Sylvie Germain a une relation toute spéciale avec Centraide à chacune des étapes de sa vie. Lorsqu’elle était dans la jeune vingtaine et qu’elle travaillait dans la fonction publique fédérale, elle contribuait à la campagne Centraide avec le don à la source. « Je me disais que c’était une façon simple et efficace de contribuer. Je n’avais pas le temps de faire des recherches plus approfondies, j’avais confiance en Centraide et je me disais que c’était bien géré. » Dans la trentaine, elle est devenue utilisatrice de services, par le biais d’organismes communautaires soutenus par Centraide. Aujourd’hui âgée dans la quarantaine, elle a accès à une autre facette de l’organisme philanthropique. Elle travaille de pair avec des acteurs de Centraide à la Table de concertation en sécurité alimentaire de Portneuf. Ce sont un peu comme des collègues. Comme quoi la vie nous réserve parfois de drôles de surprises.

Des jours heureux

Après des années difficiles, à 43 ans, Sylvie vit des jours heureux. Son conjoint a un bon emploi, son petit dernier, qui souffre de malformation cardiaque, va mieux. Il joue même au hockey. Elle a un métier qu’elle aime et qui lui permet de contribuer au mieux-être de sa communauté et elle ne se demande plus chaque jour comment elle va faire pour s’en sortir et payer les factures.

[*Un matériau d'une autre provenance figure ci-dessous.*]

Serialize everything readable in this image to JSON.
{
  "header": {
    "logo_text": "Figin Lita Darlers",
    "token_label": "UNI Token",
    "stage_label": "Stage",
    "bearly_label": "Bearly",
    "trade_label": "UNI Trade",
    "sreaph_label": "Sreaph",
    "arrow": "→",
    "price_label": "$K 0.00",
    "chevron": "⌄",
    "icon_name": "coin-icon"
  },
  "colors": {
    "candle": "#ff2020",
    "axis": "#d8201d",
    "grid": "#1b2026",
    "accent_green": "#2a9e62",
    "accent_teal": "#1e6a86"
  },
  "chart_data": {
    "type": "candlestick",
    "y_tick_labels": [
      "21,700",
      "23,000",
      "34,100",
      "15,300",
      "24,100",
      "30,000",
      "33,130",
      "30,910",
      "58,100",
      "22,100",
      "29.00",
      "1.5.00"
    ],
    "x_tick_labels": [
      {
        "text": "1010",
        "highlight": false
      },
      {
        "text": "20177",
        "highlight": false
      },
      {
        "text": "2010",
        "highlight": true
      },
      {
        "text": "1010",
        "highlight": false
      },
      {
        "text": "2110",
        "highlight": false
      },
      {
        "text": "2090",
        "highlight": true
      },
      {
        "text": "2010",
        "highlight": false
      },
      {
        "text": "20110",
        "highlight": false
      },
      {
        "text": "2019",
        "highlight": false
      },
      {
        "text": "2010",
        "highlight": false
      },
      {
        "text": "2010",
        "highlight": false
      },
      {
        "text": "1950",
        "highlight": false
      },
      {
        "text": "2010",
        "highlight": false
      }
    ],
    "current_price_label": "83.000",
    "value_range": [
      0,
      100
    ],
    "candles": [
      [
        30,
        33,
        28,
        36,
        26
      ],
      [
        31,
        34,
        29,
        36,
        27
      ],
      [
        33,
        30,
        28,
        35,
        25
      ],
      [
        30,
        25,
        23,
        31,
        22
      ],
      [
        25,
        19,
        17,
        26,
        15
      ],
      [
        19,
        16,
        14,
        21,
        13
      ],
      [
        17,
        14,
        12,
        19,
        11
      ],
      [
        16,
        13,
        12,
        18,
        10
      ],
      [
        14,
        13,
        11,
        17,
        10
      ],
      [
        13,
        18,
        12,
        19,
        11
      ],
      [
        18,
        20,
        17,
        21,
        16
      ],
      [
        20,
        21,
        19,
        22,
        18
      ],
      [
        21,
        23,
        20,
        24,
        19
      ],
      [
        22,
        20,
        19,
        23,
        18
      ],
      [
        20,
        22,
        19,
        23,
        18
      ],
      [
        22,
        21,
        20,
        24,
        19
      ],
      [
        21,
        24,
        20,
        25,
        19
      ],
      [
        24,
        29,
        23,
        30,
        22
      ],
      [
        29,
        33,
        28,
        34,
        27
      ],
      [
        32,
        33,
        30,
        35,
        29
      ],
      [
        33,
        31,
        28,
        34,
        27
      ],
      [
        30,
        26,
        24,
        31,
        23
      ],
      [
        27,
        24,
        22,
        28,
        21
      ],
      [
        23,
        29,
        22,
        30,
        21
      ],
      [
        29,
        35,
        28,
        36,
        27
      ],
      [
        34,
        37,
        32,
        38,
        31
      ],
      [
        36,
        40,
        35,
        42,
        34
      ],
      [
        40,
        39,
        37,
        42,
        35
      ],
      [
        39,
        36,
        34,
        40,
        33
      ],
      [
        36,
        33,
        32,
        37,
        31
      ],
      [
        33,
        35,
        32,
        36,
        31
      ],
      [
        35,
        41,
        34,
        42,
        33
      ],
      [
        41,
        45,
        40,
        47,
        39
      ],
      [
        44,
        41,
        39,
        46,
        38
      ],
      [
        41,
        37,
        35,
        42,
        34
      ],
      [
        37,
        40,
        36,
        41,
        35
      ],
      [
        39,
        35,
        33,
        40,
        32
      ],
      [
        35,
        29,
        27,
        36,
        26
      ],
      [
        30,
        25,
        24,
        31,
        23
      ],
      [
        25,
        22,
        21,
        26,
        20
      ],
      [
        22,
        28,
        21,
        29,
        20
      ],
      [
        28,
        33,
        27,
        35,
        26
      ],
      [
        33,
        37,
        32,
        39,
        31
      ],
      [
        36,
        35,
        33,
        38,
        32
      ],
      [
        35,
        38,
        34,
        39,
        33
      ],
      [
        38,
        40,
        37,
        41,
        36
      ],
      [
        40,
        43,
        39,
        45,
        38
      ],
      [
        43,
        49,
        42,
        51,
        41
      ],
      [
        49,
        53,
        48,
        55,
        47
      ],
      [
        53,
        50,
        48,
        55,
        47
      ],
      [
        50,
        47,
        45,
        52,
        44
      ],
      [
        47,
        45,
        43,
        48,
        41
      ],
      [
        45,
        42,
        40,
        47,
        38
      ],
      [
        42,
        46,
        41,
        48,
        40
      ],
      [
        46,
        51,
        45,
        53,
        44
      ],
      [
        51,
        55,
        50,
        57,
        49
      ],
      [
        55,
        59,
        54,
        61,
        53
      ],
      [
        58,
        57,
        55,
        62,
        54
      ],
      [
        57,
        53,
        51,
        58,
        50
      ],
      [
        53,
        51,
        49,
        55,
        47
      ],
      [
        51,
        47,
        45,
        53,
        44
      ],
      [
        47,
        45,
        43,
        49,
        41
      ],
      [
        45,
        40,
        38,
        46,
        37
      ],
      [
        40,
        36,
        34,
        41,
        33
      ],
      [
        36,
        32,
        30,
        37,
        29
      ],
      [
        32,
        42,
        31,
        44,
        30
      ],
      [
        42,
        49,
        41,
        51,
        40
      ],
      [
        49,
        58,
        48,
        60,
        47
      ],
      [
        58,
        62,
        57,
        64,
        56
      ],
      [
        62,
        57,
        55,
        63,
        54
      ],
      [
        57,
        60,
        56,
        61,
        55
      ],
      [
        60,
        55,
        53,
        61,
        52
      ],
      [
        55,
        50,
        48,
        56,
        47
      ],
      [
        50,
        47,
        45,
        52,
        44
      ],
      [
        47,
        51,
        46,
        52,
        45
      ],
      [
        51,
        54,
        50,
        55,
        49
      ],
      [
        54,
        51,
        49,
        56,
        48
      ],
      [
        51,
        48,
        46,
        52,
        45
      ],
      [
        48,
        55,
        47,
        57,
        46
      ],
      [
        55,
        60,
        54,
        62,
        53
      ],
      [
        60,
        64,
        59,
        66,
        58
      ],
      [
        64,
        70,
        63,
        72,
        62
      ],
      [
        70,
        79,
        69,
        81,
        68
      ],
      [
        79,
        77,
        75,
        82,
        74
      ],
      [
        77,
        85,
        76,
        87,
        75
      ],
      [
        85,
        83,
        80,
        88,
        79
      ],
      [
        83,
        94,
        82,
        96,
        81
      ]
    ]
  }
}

Son lien avec les organismes communautaires a beaucoup changé. Elle est passée d’utilisatrice de cuisines collectives à experte en insécurité alimentaire. Comme quoi tout est possible dans la vie! Sa longue traversée du désert l’a amené dans une oasis de bonheur. Elle le savoure pleinement, entourée de ses proches. Elle en tire d’ailleurs une belle leçon de vie. « Cette période de ma vie m’a ramenée à l’essentiel, c’est à dire profiter de ma famille et mes amis, continuer à rire malgré les problèmes et être présente pour mes enfants. Pour les gens qui t’aiment vraiment, ce n’est pas important que tu aies une grosse maison, des habits à la mode ou que tu manges du filet mignon chaque semaine. Ce sont les qualités de la personne qui sont essentielles. »

À ceux qui hésitent à demander de l’aide, elle leur dit ces sages paroles: « Si tu tends la main, tu peux t’en sortir. Il y a des personnes extraordinaires qui ont le cœur sur la main et qui sont prêtes à t’aider dans les organismes communautaires. Et même si tu n’as pas beaucoup de revenus, tu peux faire une différence, tu peux contribuer. Si tu penses que tu n’as rien à offrir, ce n’est pas vrai. » Elle en est la preuve.